Monday, January 21, 2008

Keep it real

I've been thinking a lot lately about authenticity: What makes something or someone authentic, and why is it important (and why do I care)?

First, authenticity is not binary; it's not as simple as being (or not being) authentic. There are degrees. The authenticity of something or someone ebbs and flows with experiences.

To be authentic is to be genuine, credible, real. Probably most importantly, authenticity teeters based on the degree and validity of trust that's created.

Consider your acclimation to a new product or new acquaintance. You begin with a collection of perceptions that morph, through interaction, into impressions.

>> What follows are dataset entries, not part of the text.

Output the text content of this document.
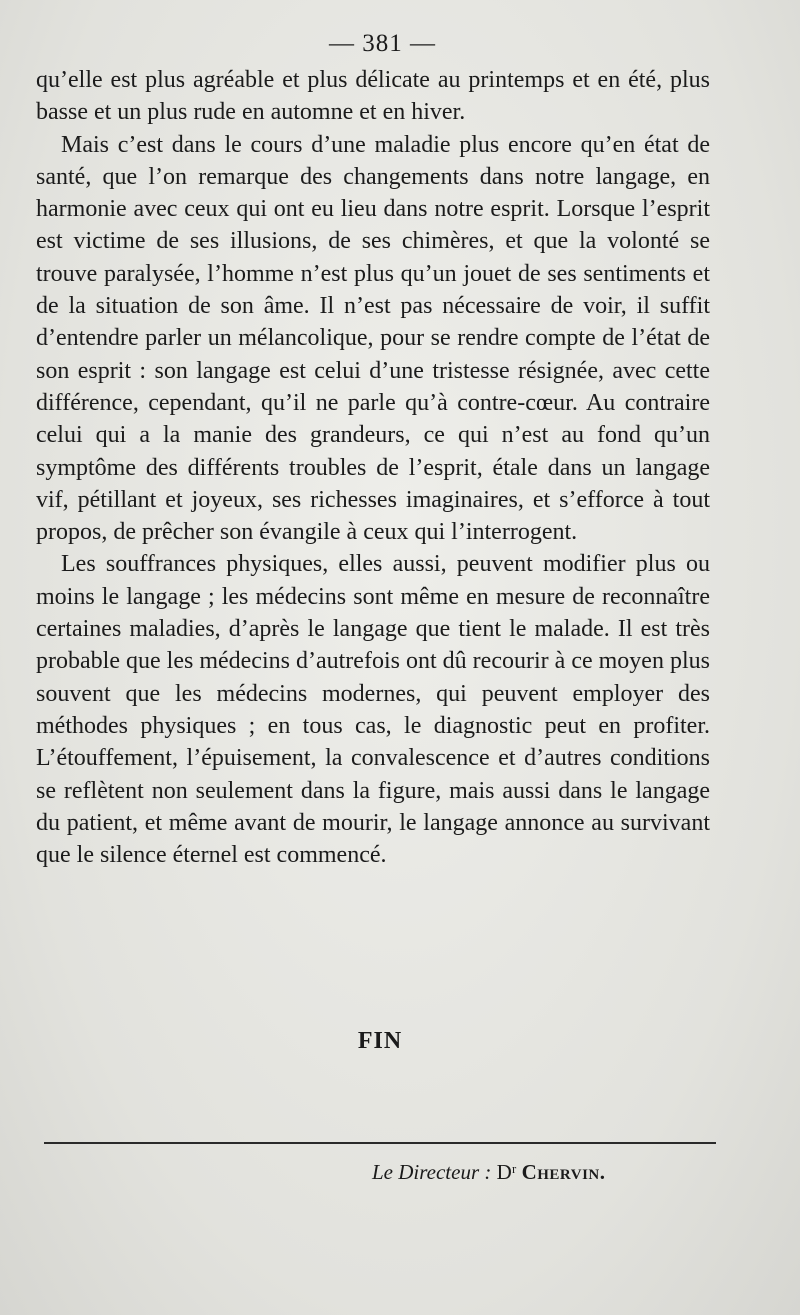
— 381 —

qu’elle est plus agréable et plus délicate au printemps et en été, plus basse et un plus rude en automne et en hiver.

Mais c’est dans le cours d’une maladie plus encore qu’en état de santé, que l’on remarque des changements dans notre langage, en harmonie avec ceux qui ont eu lieu dans notre esprit. Lorsque l’esprit est victime de ses illusions, de ses chimères, et que la volonté se trouve paralysée, l’homme n’est plus qu’un jouet de ses sentiments et de la situation de son âme. Il n’est pas nécessaire de voir, il suffit d’entendre parler un mélancolique, pour se rendre compte de l’état de son esprit : son langage est celui d’une tristesse résignée, avec cette différence, cependant, qu’il ne parle qu’à contre-cœur. Au contraire celui qui a la manie des grandeurs, ce qui n’est au fond qu’un symptôme des différents troubles de l’esprit, étale dans un langage vif, pétillant et joyeux, ses richesses imaginaires, et s’efforce à tout propos, de prêcher son évangile à ceux qui l’interrogent.

Les souffrances physiques, elles aussi, peuvent modifier plus ou moins le langage ; les médecins sont même en mesure de reconnaître certaines maladies, d’après le langage que tient le malade. Il est très probable que les médecins d’autrefois ont dû recourir à ce moyen plus souvent que les médecins modernes, qui peuvent employer des méthodes physiques ; en tous cas, le diagnostic peut en profiter. L’étouffement, l’épuisement, la convalescence et d’autres conditions se reflètent non seulement dans la figure, mais aussi dans le langage du patient, et même avant de mourir, le langage annonce au survivant que le silence éternel est commencé.

FIN
Le Directeur : Dʳ Chervin.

These impressions are altered -- positively or negatively -- through experiences with the thing or person, fostering a variable degree of trust. The more positive, credible, genuine, and real the experiences, the higher level of trust (and thus authenticity). In short, perceptions >> interaction >> impressions >> experiences >> trust >> authenticity. In short (II): You can't fake authenticity.

Three examples to chomp on:

1. Politicians: I attended President Clinton's talk at UCD last week. He's good, and I side with most of his politics (but not his wife's). It was my second in-person experience -- my perceptions have solidified into impressions through somewhat real interactions. A pol's credibility and authenticity are magnified through such personal interactions. However, Clinton's authenticity was diminished through my interaction; he was less genuine, more contrived, a caricature. I guess I trust him less. Barack Obama, conversely, is authentic to me. I have not met him nor seen him in person. But, I trust him ... he's credible, genuine, human. Obama is real.

2. Products: A company's brand is, simply, the collection of perceptions it creates in the minds of constituents. Perceptions are staged and altered through the delivery of (positive and negative) experiences. People call this a "brand promise"; to me, it's the backbone of a company: the efficacy of the trust and rapport it builds with customers. When Apple unveiled the iPhone, it came loaded with a bevy of promises and potential. Early adopters trusted Apple -- probably due more to historically favorable experiences with the company's products (we perceived it was going to be cool and useful and functional) than the fulfillment of an unmet need -- and took a leap. To me the iPhone is authentic; through positive experiences, it has fulfilled my expectations.

3. People: We all have coaches, colleagues, teachers and friends who we trust. They're authentic, and their authenticity (our trust and belief) is earned through a combination of being candid and genuine, perhaps humble and non-defensive, relational and warm. Flip the coin and think of non-genuine, unauthentic counterparts. Initially through instincts and eventually through experience-born judgment, your trust wanes. We associate with and migrate to people we trust.

When you're voting for a candidate, keep it real. When you create a company or launch a product, focus on building trust and rapport (and thus authenticity) with constituents; by fulfilling a promise, loyalty will come. And when you're building a team, trust your judgment.

Post-script (24 Jan 08): From today's WSJ Opinion page ("The Authenticity Thing"):

Political authenticity isn't easy to define. Some would say the words are mutually exclusive. Others say that authenticity is a matter of whether a politician operates out of something real inside or is making his politics up as he goeas along. Perhaps the easiest test for authenticity in an electorate of more than one million voters is the one Supreme Court Justice Potter Swewart applied to hard-core pornography: "I know it when I see it." ...

If we want a better understanding of the style of authenticity that people who vote are looking for, consider the real meaning of Barack Obama's controversial praise for Ronald Reagan. Sen. Obama was correct that Reagan caught the nation's need for a new direction, which is now the senator's claim. But Reagan's published letters and papers make clear that he believed in his political ideas for a long time. By 1980, they were deep and clear. They were authentic.